Perhaps, the answer lies in the efficiency with which healthcare is delivered. Below is a diagram showing the relative comparison of all tracked parameters.
A look at the health efficiency scores for all countries indicates that though Rwanda had the lowest number of health workers per 10,000 citizens, its efficiency score was the highest (49%), a difference of 7% better than the next country Zambia (42%). Ghana with over 1.5 times more health professionals per 10,000 (30) has the lowest efficiency score (27%). Further, though Rwanda spends more on health as a percentage of GDP, in real currency terms the unit spend on health is higher for Ghana; with Ghana spending $317 (6.9% of $4,600) compared with $186.90 (8.9% of $2,100).
In real terms, Ghana outspends all the other countries on health (Kenya $217, Nigeria $271.4, Uganda $199.20 and $216). Yet, according to reports on Assessing Facility Capacity and Costs of Care for all these countries, Ghana has the poorest efficiency score.
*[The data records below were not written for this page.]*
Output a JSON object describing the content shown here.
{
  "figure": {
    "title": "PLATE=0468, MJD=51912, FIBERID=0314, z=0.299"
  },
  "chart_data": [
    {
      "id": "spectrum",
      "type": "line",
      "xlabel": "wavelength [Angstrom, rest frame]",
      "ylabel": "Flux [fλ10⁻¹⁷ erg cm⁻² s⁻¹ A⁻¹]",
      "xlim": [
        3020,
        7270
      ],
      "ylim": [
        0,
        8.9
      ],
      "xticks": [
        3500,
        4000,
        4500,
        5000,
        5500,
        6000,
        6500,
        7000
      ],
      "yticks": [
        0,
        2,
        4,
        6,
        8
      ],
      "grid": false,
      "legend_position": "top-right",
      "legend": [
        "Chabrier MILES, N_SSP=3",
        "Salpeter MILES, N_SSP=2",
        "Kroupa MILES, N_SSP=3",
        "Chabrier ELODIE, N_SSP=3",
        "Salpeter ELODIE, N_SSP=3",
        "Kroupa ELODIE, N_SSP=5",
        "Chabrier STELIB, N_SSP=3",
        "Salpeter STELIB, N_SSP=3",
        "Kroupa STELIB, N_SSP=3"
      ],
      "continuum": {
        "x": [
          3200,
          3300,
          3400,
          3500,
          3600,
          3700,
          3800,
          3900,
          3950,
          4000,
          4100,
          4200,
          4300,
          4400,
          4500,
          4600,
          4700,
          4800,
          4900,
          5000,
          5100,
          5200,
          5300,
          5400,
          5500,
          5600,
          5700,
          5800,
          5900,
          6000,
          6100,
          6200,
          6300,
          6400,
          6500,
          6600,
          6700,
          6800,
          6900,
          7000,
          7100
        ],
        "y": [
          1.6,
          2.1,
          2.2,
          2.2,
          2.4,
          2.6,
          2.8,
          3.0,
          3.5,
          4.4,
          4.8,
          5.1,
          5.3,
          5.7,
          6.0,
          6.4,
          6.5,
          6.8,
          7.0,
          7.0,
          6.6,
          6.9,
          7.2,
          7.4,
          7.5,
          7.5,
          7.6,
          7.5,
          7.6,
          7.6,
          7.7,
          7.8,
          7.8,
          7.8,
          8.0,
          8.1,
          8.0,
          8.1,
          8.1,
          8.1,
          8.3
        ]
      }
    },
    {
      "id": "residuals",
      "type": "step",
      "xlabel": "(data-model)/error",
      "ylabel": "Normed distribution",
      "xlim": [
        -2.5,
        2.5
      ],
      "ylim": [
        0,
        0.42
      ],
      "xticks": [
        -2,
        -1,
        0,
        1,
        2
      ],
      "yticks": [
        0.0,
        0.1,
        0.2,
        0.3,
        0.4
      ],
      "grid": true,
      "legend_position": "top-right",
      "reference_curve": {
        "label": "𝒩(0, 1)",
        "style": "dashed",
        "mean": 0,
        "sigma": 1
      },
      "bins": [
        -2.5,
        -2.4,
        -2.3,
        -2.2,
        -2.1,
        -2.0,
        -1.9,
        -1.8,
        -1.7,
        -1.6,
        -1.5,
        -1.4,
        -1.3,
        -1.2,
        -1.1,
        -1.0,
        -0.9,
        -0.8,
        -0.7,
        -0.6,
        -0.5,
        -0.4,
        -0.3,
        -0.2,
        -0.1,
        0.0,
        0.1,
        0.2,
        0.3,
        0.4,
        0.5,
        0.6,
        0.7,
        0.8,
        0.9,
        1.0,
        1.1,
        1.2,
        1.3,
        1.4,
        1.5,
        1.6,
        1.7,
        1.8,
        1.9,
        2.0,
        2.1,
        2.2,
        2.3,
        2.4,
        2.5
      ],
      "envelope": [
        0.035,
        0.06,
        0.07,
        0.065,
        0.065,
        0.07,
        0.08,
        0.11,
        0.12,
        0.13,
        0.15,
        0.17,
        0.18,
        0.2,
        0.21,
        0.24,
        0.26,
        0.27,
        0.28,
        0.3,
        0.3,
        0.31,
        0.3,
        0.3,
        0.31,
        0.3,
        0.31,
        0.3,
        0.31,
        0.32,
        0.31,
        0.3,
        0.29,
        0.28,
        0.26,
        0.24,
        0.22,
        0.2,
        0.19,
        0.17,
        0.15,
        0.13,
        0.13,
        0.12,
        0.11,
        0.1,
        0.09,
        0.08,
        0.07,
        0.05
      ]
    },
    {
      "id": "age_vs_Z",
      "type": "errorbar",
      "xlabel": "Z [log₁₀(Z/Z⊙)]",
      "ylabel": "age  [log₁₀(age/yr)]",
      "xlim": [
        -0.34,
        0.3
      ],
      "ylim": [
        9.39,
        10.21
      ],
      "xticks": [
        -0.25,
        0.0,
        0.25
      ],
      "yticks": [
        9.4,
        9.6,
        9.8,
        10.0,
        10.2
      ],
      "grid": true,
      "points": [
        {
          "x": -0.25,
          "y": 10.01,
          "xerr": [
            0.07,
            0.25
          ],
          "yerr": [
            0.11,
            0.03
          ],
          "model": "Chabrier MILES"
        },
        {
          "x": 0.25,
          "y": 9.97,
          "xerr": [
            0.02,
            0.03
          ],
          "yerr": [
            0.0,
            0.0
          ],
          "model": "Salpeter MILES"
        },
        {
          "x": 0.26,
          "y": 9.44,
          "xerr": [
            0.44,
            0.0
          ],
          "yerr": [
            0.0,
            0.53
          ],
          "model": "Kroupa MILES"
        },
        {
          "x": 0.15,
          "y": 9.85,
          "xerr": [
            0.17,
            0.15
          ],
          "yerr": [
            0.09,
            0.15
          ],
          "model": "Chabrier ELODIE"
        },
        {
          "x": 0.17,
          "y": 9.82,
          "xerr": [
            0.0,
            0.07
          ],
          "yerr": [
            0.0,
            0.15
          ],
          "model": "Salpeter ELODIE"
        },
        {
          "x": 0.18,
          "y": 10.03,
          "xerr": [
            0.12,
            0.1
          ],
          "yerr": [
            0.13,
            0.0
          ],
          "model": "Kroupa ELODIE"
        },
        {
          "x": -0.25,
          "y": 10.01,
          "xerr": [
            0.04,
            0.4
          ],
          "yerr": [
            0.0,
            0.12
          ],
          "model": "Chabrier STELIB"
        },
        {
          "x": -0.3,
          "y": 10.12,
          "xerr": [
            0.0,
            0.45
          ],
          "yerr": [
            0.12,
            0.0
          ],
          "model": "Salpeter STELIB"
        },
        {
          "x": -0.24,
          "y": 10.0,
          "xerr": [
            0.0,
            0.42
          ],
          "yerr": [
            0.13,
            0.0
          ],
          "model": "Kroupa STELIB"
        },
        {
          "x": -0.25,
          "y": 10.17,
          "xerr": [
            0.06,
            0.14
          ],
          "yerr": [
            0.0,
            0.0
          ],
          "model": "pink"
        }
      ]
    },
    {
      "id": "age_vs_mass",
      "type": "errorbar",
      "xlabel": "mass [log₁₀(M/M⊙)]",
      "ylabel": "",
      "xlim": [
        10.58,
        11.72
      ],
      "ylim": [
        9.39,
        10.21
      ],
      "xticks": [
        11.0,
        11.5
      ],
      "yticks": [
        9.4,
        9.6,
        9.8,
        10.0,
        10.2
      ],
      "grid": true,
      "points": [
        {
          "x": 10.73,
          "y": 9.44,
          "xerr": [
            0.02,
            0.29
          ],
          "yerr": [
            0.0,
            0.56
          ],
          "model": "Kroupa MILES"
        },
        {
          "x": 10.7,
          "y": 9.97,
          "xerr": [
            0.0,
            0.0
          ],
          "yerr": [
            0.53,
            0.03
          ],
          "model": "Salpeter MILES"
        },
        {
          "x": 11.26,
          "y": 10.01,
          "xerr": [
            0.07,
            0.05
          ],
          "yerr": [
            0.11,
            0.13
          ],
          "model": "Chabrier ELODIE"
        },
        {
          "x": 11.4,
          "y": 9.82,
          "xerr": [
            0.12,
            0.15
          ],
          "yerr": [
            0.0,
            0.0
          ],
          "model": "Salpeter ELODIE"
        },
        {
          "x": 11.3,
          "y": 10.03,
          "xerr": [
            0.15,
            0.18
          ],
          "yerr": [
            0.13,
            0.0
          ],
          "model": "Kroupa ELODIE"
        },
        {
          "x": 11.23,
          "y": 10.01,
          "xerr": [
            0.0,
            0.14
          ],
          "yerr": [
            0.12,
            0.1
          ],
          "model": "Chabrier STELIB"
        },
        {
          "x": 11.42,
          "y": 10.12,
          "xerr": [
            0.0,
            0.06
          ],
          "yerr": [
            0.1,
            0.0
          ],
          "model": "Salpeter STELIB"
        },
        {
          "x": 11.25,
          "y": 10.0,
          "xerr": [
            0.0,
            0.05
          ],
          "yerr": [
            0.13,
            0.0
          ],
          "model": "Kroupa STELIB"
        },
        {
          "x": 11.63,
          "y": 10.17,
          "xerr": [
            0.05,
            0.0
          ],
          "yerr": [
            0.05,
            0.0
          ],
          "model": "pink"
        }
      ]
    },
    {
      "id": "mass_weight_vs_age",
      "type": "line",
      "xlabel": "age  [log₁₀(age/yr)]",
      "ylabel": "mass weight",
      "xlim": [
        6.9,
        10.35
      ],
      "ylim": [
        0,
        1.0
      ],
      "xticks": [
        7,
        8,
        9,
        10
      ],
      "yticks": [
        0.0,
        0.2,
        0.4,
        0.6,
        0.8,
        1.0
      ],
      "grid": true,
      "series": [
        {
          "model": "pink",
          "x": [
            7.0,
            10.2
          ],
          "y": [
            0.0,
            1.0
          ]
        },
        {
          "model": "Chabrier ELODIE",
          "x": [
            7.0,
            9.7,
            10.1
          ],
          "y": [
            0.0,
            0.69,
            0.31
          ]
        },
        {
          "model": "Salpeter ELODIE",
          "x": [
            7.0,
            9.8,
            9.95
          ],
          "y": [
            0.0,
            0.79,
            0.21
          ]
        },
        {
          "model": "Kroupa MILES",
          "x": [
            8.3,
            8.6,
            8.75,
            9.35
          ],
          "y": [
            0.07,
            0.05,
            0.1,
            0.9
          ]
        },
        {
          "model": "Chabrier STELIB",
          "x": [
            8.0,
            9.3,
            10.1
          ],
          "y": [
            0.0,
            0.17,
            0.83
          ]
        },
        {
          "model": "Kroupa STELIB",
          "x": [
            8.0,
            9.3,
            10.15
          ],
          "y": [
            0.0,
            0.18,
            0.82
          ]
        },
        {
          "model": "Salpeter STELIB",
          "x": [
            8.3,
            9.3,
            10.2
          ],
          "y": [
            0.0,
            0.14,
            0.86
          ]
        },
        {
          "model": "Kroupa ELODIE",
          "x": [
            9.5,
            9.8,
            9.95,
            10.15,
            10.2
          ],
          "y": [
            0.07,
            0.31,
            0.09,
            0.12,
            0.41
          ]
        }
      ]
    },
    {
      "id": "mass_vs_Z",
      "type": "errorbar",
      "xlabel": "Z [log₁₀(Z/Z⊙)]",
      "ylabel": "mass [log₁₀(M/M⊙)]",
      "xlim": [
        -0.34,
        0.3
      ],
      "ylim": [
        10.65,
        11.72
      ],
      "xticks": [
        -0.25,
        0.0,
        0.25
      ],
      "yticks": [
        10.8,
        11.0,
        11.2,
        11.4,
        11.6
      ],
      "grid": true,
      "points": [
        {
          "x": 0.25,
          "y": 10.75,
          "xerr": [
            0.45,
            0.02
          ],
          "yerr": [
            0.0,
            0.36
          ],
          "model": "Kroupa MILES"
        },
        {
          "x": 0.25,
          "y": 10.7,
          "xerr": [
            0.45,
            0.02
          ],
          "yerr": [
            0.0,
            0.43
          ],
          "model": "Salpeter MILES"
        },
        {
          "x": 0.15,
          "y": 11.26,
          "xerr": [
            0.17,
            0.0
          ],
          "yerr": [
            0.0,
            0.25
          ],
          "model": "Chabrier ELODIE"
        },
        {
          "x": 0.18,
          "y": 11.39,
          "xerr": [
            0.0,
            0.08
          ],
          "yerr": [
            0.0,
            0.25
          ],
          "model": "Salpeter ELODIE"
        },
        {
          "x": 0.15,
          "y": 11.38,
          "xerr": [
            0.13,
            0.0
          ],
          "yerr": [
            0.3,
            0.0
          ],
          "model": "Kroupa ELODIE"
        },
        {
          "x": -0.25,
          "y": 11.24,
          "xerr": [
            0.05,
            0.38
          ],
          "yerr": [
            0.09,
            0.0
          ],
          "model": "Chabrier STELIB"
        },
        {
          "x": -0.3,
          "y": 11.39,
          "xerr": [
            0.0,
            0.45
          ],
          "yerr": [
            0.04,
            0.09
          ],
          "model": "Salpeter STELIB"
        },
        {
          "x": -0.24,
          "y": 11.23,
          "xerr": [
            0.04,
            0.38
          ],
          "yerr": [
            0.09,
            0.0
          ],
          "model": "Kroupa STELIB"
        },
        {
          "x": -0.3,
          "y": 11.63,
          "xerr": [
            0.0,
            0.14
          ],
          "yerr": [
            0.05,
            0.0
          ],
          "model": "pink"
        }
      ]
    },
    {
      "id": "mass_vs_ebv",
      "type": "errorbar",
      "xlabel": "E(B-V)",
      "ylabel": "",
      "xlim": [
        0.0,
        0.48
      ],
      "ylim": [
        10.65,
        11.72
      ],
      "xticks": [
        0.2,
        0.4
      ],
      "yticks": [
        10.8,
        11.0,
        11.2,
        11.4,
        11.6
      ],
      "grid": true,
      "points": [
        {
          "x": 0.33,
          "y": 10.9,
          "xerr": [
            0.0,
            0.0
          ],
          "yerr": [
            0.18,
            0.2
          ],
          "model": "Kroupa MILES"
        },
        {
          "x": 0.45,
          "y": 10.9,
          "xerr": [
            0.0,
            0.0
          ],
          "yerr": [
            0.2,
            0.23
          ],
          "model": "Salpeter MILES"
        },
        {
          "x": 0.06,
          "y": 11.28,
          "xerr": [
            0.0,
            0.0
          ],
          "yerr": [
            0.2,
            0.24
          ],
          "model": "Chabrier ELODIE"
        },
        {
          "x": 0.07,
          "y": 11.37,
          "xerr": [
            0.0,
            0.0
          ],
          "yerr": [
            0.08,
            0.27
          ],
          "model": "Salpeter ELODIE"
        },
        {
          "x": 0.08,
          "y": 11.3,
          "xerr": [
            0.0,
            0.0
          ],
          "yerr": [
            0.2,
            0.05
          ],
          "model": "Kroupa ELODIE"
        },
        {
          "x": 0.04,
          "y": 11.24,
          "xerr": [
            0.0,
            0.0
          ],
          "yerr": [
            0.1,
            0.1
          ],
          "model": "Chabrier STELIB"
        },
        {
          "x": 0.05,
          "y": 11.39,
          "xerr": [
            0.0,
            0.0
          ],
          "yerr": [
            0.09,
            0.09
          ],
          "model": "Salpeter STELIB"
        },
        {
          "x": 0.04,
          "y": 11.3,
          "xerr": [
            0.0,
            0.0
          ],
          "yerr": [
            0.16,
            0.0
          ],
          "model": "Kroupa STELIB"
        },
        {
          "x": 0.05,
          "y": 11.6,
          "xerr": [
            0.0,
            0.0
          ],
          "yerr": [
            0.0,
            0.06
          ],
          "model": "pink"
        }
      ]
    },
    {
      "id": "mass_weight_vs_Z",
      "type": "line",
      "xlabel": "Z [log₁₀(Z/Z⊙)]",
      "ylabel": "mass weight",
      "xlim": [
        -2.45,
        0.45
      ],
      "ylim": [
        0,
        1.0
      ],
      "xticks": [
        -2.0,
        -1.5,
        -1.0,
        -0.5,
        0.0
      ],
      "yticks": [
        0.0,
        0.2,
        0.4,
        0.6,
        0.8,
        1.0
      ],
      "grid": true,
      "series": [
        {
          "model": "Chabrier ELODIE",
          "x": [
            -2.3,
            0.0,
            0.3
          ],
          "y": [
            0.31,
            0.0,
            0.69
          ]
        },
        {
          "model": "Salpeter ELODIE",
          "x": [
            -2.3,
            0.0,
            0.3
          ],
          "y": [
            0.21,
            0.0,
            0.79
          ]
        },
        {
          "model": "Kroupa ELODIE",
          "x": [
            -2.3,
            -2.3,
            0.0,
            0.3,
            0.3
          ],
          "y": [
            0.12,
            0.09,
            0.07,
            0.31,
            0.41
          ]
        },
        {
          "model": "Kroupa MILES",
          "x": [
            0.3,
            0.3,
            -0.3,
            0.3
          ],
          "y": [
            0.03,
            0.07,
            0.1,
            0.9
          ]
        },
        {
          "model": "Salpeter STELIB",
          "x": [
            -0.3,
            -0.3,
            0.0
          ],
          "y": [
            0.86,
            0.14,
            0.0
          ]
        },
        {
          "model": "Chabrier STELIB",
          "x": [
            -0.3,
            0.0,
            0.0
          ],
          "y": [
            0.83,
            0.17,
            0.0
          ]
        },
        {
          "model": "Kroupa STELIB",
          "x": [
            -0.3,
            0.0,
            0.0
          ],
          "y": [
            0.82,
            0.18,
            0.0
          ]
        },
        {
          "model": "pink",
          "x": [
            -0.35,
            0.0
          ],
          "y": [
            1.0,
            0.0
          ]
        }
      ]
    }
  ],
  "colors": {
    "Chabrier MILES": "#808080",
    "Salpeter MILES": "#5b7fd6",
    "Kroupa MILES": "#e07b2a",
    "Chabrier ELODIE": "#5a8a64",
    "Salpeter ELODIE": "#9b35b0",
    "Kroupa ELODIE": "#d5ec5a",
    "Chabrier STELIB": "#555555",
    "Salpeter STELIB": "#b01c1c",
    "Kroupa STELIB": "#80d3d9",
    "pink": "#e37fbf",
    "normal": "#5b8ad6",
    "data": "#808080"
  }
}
A careful study of the health systems of all these countries provides a number of reasons why Rwanda, Uganda and Zambia, with lower GDP per capita compared to Ghana, invest less per capita in real terms on health, have comparatively lower SDG Indices and a lower number of health workers per citizen but have ended up with more efficient health delivery systems. The first amongst these is an acceptance that strategic leapfrogging based on entrepreneurship in health using startup incubators is the fastest option for encouraging foreign direct investment and social enterprises in especially primary health delivery that ultimately benefit the society and decrease the financial cost of health provision for governments. The second is the democratisation of ignorance by those in leadership and their willingness to learn rather than profer solutions where intellectually they are out of their depth. Finally the willingness of technocrats to concede that their approaches to ensuring quality healthcare commensurate with the affordability of the respective countries have failed.
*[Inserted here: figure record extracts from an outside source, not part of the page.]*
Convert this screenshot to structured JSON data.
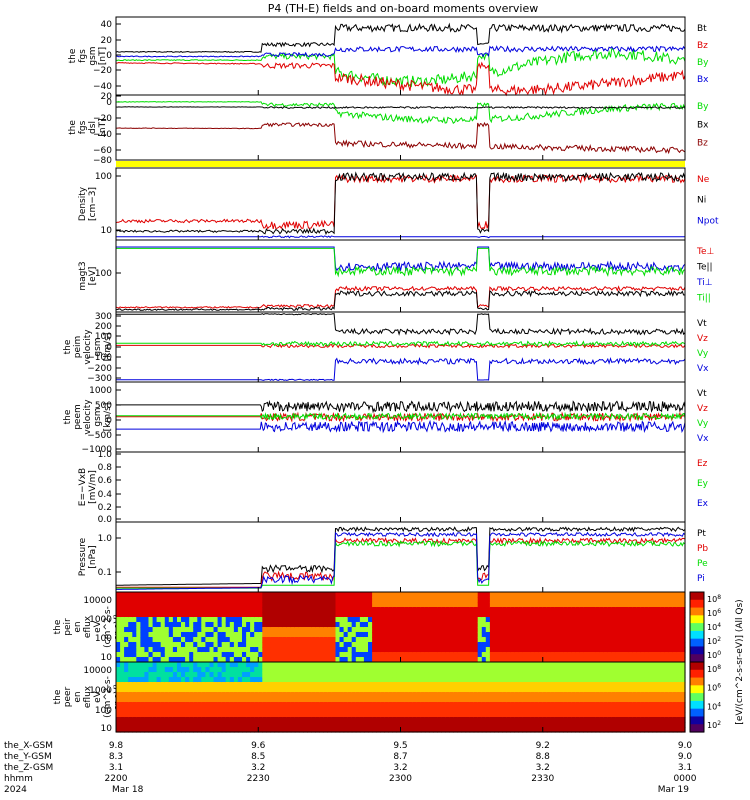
{
  "title": "P4 (TH-E) fields and on-board moments overview",
  "colors": {
    "black": "#000000",
    "red": "#e00000",
    "green": "#00dd00",
    "blue": "#0000dd",
    "darkred": "#8b0000",
    "yellow": "#ffff00"
  },
  "chart_data": {
    "type": "line",
    "time_range": [
      "2024-03-18 22:00",
      "2024-03-19 00:00"
    ],
    "x_ticks": [
      "2200",
      "2230",
      "2300",
      "2330",
      "0000"
    ],
    "date_labels": [
      "Mar 18",
      "Mar 19"
    ],
    "year": "2024",
    "ephemeris": {
      "rows": [
        {
          "label": "the_X-GSM",
          "values": [
            "9.8",
            "9.6",
            "9.5",
            "9.2",
            "9.0"
          ]
        },
        {
          "label": "the_Y-GSM",
          "values": [
            "8.3",
            "8.5",
            "8.7",
            "8.8",
            "9.0"
          ]
        },
        {
          "label": "the_Z-GSM",
          "values": [
            "3.1",
            "3.2",
            "3.2",
            "3.2",
            "3.1"
          ]
        },
        {
          "label": "hhmm",
          "values": [
            "2200",
            "2230",
            "2300",
            "2330",
            "0000"
          ]
        }
      ]
    },
    "panels": [
      {
        "id": "fgs-gsm",
        "ylabel_lines": [
          "the",
          "fgs",
          "gsm",
          "[nT]"
        ],
        "scale": "linear",
        "yrange": [
          -40,
          45
        ],
        "yticks": [
          "40",
          "20",
          "0",
          "−20",
          "−40"
        ],
        "legend": [
          {
            "name": "Bt",
            "color": "#000000"
          },
          {
            "name": "Bz",
            "color": "#e00000"
          },
          {
            "name": "By",
            "color": "#00dd00"
          },
          {
            "name": "Bx",
            "color": "#0000dd"
          }
        ]
      },
      {
        "id": "fgs-dsl",
        "ylabel_lines": [
          "the",
          "fgs",
          "dsl",
          "[nT]"
        ],
        "scale": "linear",
        "yrange": [
          -92,
          22
        ],
        "yticks": [
          "20",
          "0",
          "−20",
          "−40",
          "−60",
          "−80"
        ],
        "legend": [
          {
            "name": "By",
            "color": "#00dd00"
          },
          {
            "name": "Bx",
            "color": "#000000"
          },
          {
            "name": "Bz",
            "color": "#8b0000"
          }
        ]
      },
      {
        "id": "density",
        "ylabel_lines": [
          "Density",
          "[cm−3]"
        ],
        "scale": "log",
        "yrange": [
          8,
          110
        ],
        "yticks": [
          "100",
          "10"
        ],
        "legend": [
          {
            "name": "Ne",
            "color": "#e00000"
          },
          {
            "name": "Ni",
            "color": "#000000"
          },
          {
            "name": "Npot",
            "color": "#0000dd"
          }
        ]
      },
      {
        "id": "temperature",
        "ylabel_lines": [
          "magt3",
          "[eV]"
        ],
        "scale": "log",
        "yrange": [
          30,
          500
        ],
        "yticks": [
          "100"
        ],
        "legend": [
          {
            "name": "Te⊥",
            "color": "#e00000"
          },
          {
            "name": "Te||",
            "color": "#000000"
          },
          {
            "name": "Ti⊥",
            "color": "#0000dd"
          },
          {
            "name": "Ti||",
            "color": "#00dd00"
          }
        ]
      },
      {
        "id": "peim-velocity",
        "ylabel_lines": [
          "the",
          "peim",
          "velocity",
          "gsm",
          "[km/s]"
        ],
        "scale": "linear",
        "yrange": [
          -320,
          320
        ],
        "yticks": [
          "300",
          "200",
          "100",
          "0",
          "−100",
          "−200",
          "−300"
        ],
        "legend": [
          {
            "name": "Vt",
            "color": "#000000"
          },
          {
            "name": "Vz",
            "color": "#e00000"
          },
          {
            "name": "Vy",
            "color": "#00dd00"
          },
          {
            "name": "Vx",
            "color": "#0000dd"
          }
        ]
      },
      {
        "id": "peem-velocity",
        "ylabel_lines": [
          "the",
          "peem",
          "velocity",
          "gsm",
          "[km/s]"
        ],
        "scale": "linear",
        "yrange": [
          -1100,
          1100
        ],
        "yticks": [
          "1000",
          "500",
          "0",
          "−500",
          "−1000"
        ],
        "legend": [
          {
            "name": "Vt",
            "color": "#000000"
          },
          {
            "name": "Vz",
            "color": "#e00000"
          },
          {
            "name": "Vy",
            "color": "#00dd00"
          },
          {
            "name": "Vx",
            "color": "#0000dd"
          }
        ]
      },
      {
        "id": "efield",
        "ylabel_lines": [
          "E=−VxB",
          "[mV/m]"
        ],
        "scale": "linear",
        "yrange": [
          0,
          1
        ],
        "yticks": [
          "1.0",
          "0.8",
          "0.6",
          "0.4",
          "0.2",
          "0.0"
        ],
        "legend": [
          {
            "name": "Ez",
            "color": "#e00000"
          },
          {
            "name": "Ey",
            "color": "#00dd00"
          },
          {
            "name": "Ex",
            "color": "#0000dd"
          }
        ]
      },
      {
        "id": "pressure",
        "ylabel_lines": [
          "Pressure",
          "[nPa]"
        ],
        "scale": "log",
        "yrange": [
          0.03,
          2
        ],
        "yticks": [
          "1.0",
          "0.1"
        ],
        "legend": [
          {
            "name": "Pt",
            "color": "#000000"
          },
          {
            "name": "Pb",
            "color": "#e00000"
          },
          {
            "name": "Pe",
            "color": "#00dd00"
          },
          {
            "name": "Pi",
            "color": "#0000dd"
          }
        ]
      },
      {
        "id": "peir-spectrogram",
        "ylabel_lines": [
          "the",
          "peir",
          "en",
          "eflux",
          "eV",
          "(cm^2-s-",
          "sr-eV)"
        ],
        "type": "heatmap",
        "yticks": [
          "10000",
          "1000",
          "100",
          "10"
        ]
      },
      {
        "id": "peer-spectrogram",
        "ylabel_lines": [
          "the",
          "peer",
          "en",
          "eflux",
          "eV",
          "(cm^2-s-",
          "sr-eV)"
        ],
        "type": "heatmap",
        "yticks": [
          "10000",
          "1000",
          "100",
          "10"
        ]
      }
    ],
    "colorbar": {
      "label": "[eV/(cm^2-s-sr-eV)] (All Qs)",
      "ticks_top": [
        "10^8",
        "10^6",
        "10^4",
        "10^2",
        "10^0"
      ],
      "ticks_bottom": [
        "10^8",
        "10^6",
        "10^4",
        "10^2"
      ]
    }
  }
}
Like it is always said, man can argue in solitude but with real evidence, let the data speak. In an era where health delivery has moved from an emphasis on finding cures for diseases that affect the masses to a system that targets the individual, we must always drill down to the spend per individual. With an efficiency score of 27%, we invariably spending $231.41 out of the $317 spent on each of us wastefully. To put it another way, we waste more per individual in health spending than Rwanda ($189) has used to achieve an efficiency score of 49%. Clearly, there is still scope to do better with our current budgetary allocation. The problems associated with an inefficient health delivery system is not entirely due to lack of funding, a lack of infrastructure or an acute shortage of health personnel but a gross failure of effective leadership; a typical case of the fish rotting from its head.